Thirty years after the initial prospective clinical trials on immunosuppression weaning in liver transplant recipients, there is evidence that immunosuppression withdrawal is feasible and safe in selected patients after transplantation, but the long-term outcomes are as yet unknown. In order to attempt immunosuppression withdrawal after transplantation, transplant clinicians need to know the long-term benefits of immunosuppression withdrawal in liver transplant recipients. They also require practical tools that are both affordable and reproducible across centers.

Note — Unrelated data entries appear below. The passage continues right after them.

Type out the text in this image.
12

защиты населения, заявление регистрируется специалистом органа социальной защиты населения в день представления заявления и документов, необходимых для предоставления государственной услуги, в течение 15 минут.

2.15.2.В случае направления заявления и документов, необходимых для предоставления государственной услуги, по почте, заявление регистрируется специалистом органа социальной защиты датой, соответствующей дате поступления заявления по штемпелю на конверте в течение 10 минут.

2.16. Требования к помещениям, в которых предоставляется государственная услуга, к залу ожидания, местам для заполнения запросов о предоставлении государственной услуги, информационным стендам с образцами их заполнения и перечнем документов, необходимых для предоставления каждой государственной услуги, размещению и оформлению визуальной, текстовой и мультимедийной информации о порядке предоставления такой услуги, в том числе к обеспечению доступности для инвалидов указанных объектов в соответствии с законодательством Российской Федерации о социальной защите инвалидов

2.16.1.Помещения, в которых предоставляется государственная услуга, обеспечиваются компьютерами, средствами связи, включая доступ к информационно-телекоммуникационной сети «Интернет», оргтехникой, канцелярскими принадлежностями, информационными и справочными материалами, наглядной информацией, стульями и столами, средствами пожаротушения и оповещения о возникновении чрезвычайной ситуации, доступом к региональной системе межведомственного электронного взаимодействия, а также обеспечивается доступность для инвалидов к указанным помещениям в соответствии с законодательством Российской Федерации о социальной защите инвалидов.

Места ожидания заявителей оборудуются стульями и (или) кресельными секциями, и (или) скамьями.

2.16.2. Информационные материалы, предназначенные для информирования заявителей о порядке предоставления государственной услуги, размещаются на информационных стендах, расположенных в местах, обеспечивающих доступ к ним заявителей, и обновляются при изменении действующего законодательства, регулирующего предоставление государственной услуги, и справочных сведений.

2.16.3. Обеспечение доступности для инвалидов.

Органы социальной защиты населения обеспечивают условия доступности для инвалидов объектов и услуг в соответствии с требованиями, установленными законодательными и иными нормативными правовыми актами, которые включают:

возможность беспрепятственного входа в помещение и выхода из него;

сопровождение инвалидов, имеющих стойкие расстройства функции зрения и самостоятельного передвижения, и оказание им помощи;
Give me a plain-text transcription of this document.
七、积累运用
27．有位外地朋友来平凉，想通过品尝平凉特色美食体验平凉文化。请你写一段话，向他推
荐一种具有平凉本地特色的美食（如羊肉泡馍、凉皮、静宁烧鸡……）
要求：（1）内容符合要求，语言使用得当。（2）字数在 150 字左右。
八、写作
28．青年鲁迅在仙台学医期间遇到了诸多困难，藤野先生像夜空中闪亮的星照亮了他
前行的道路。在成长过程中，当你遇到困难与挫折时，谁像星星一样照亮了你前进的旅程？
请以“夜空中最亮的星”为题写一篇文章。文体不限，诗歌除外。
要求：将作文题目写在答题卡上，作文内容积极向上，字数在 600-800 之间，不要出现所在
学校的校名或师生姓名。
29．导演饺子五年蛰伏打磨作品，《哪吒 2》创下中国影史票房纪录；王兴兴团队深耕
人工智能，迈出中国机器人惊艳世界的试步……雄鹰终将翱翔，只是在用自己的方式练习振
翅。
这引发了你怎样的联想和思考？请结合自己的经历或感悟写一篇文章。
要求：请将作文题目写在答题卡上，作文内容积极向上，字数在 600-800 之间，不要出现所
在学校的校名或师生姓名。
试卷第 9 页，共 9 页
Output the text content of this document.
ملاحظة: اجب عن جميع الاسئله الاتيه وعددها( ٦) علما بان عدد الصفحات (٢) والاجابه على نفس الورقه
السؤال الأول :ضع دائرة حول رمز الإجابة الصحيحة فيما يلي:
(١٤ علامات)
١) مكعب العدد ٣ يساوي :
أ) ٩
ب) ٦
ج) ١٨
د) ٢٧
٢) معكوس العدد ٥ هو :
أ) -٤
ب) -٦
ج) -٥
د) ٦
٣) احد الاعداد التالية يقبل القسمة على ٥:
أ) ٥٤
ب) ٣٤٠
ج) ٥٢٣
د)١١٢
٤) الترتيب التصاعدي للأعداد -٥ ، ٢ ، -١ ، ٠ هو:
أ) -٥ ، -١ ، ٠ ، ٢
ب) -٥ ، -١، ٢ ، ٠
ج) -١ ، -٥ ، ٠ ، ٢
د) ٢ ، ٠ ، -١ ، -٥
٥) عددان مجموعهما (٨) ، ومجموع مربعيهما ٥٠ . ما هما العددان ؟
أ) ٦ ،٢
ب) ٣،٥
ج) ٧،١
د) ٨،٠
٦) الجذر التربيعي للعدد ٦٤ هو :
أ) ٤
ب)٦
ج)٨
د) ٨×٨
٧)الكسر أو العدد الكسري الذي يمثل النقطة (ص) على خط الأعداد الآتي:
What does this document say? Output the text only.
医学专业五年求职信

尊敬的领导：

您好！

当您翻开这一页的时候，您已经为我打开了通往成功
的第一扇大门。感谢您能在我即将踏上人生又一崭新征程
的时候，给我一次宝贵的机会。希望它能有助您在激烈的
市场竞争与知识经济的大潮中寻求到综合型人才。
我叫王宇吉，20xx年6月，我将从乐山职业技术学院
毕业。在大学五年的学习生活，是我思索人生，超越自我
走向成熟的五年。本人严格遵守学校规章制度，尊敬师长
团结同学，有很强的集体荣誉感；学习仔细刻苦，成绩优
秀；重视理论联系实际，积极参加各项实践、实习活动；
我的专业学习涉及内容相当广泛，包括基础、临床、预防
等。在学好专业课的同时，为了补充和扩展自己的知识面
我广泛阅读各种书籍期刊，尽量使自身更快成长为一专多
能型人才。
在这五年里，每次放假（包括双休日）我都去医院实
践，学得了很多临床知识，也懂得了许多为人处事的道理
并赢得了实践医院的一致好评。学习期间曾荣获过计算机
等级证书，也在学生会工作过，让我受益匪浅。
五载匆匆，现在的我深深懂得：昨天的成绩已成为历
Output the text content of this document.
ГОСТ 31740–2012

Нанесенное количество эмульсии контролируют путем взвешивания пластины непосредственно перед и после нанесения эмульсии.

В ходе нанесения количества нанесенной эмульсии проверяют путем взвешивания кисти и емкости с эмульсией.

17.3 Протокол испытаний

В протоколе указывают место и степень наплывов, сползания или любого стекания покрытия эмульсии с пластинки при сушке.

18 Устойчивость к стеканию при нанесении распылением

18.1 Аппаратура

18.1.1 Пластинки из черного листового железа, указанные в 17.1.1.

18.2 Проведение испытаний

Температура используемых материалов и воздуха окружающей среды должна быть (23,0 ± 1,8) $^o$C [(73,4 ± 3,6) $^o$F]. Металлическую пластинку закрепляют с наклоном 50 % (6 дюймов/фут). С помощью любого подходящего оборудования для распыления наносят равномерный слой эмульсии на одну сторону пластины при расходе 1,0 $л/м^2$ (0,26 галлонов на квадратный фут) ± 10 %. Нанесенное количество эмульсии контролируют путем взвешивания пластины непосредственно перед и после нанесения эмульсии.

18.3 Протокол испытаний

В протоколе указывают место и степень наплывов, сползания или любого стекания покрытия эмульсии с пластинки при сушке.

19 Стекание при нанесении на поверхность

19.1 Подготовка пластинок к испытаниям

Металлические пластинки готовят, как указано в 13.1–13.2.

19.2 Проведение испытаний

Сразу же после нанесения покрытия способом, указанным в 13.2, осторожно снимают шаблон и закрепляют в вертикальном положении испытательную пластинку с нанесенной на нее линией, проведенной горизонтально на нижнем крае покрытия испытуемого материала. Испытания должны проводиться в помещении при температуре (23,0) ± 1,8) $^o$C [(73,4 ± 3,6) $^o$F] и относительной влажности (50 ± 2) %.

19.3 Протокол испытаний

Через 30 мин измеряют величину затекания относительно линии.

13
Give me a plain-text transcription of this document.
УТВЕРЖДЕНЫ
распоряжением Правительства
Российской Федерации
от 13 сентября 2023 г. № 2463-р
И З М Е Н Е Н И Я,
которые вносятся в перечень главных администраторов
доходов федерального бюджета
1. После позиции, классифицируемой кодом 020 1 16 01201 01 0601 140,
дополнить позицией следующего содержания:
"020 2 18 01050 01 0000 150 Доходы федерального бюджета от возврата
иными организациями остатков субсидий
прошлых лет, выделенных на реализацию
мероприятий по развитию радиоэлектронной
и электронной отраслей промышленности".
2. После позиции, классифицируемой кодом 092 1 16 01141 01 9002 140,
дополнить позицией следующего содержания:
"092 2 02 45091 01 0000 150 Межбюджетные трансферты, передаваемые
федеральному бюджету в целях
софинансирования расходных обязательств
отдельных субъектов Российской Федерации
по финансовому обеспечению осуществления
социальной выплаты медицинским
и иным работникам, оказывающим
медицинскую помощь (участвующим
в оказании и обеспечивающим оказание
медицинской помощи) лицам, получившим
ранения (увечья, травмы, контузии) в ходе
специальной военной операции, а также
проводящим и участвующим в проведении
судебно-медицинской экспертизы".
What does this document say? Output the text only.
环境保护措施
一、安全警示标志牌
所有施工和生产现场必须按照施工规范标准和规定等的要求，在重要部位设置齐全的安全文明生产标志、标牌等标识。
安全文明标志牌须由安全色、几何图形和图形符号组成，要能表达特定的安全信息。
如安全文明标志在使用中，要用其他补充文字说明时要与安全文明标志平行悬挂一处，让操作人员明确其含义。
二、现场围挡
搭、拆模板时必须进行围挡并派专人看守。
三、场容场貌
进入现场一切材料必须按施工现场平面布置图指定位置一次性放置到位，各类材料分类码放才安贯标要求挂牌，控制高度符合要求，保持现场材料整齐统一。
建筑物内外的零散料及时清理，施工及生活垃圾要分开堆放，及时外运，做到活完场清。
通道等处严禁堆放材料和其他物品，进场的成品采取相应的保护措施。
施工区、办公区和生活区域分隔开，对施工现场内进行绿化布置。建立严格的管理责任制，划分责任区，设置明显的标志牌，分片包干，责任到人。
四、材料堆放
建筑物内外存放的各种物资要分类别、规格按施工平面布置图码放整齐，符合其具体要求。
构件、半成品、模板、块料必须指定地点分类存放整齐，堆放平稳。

Several centers worldwide follow patients who underwent immunosuppression withdrawal after liver transplant, within or outside of clinical trials, but these data have never been pooled in any analyses to achieve a large series of such a peculiar population.

To participate in the study, please contact the study coordinators: Roberta Angelico (roberta.angelico@uniroma2.it) and Manuel L. Rodríguez Perálvarez (h02ropem@uco.es). 

All investigators enrolling patients in the study will be included as co-authors of future publications. For participating centers, the number of co-authors is defined accordingly to the number of patients enrolled in the study: 1 author for <5 patients, 2 authors for 5-20 patients, 3 authors for >20 patients).